As debate on Nashville’s proposed $9 billion transit plan grows, some are asking if the system would have the flexibility to change as needed or even if light rail is relevant in the 21st century.
“If voters approve Mayor Megan Barry‘s transit plan in a few months, how tied would Nashville be to the specific details of the multibillion-dollar plan? The answer is up for debate,” the Nashville Business Journal says.
“Transit advocates argue there’s room to adapt and modify the plan after the vote, while opponents argue the referendum binds Nashville to Barry’s proposed changes,” the publication says. “During a transit-focused Metro Council meeting in January, Rich Riebeling, Metro’s chief operating officer, said there “would have to be some common-sense provisions going into the future if some technology we don’t know about today comes into play that says you shouldn’t do this, then we’d have to come back to the council, future legislators, and make the adjustments at that time.”

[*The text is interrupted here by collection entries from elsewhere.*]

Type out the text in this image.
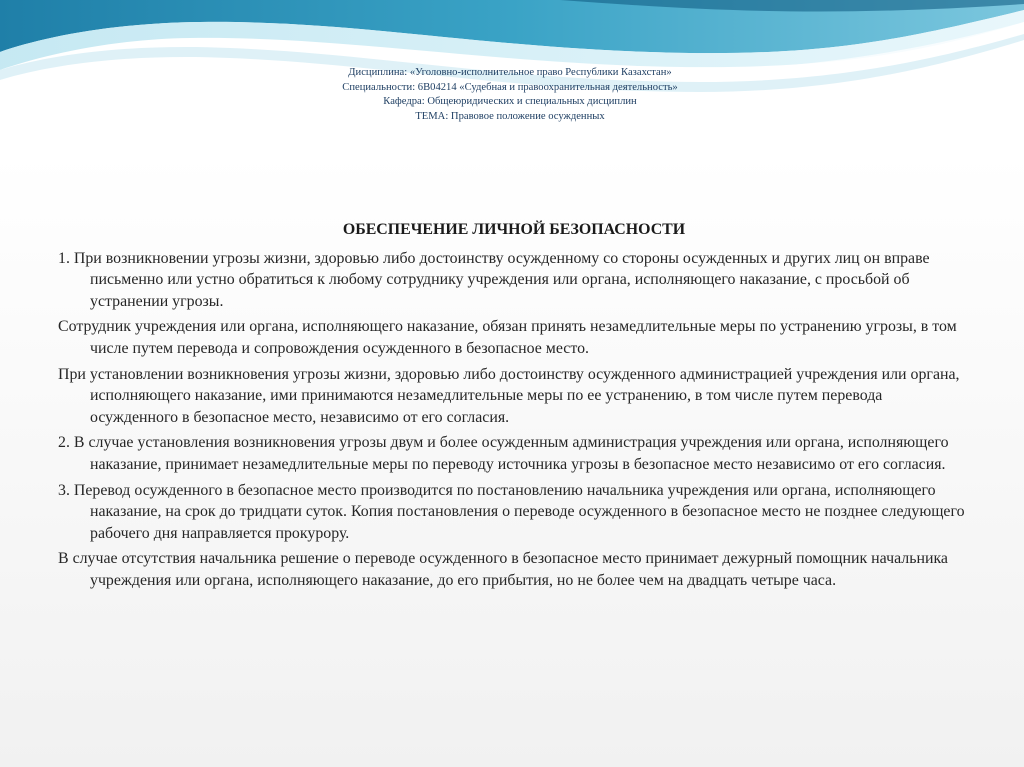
Дисциплина: «Уголовно-исполнительное право Республики Казахстан»
Специальности: 6В04214 «Судебная и правоохранительная деятельность»
Кафедра: Общеюридических и специальных дисциплин
ТЕМА: Правовое положение осужденных
ОБЕСПЕЧЕНИЕ ЛИЧНОЙ БЕЗОПАСНОСТИ

1. При возникновении угрозы жизни, здоровью либо достоинству осужденному со стороны осужденных и других лиц он вправе письменно или устно обратиться к любому сотруднику учреждения или органа, исполняющего наказание, с просьбой об устранении угрозы.

Сотрудник учреждения или органа, исполняющего наказание, обязан принять незамедлительные меры по устранению угрозы, в том числе путем перевода и сопровождения осужденного в безопасное место.

При установлении возникновения угрозы жизни, здоровью либо достоинству осужденного администрацией учреждения или органа, исполняющего наказание, ими принимаются незамедлительные меры по ее устранению, в том числе путем перевода осужденного в безопасное место, независимо от его согласия.

2. В случае установления возникновения угрозы двум и более осужденным администрация учреждения или органа, исполняющего наказание, принимает незамедлительные меры по переводу источника угрозы в безопасное место независимо от его согласия.

3. Перевод осужденного в безопасное место производится по постановлению начальника учреждения или органа, исполняющего наказание, на срок до тридцати суток. Копия постановления о переводе осужденного в безопасное место не позднее следующего рабочего дня направляется прокурору.

В случае отсутствия начальника решение о переводе осужденного в безопасное место принимает дежурный помощник начальника учреждения или органа, исполняющего наказание, до его прибытия, но не более чем на двадцать четыре часа.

One group says rail systems do nothing to relieve traffic congestion. Go Nashville! bills itself as “average people who support efficient, affordable, sustainable private/public transit.” The group posted on Twitter Feb. 9 that each of the Top 10 cities in the nation for the longest commute time have rail systems like Barry and her allies are proposing.
Meanwhile, some argue that light rail is the wave of the past.
SmartTransit’s Twitter page says it is from “Middle Tennesseans who believe railroads should be kept where they belong, in the history books. We want to be part of the Transit Technology Revolution.” The group tweeted a link Feb. 16 to a YouTube video showing a successful test drive of the Yandex self-driving car in Moscow following a snowstorm.
“While Nashville’s Mayor wants to invest $9 BILLION in outdated, obsolete railoads, THIS is going on in Moscow,” the group said in response to the car’s test drive.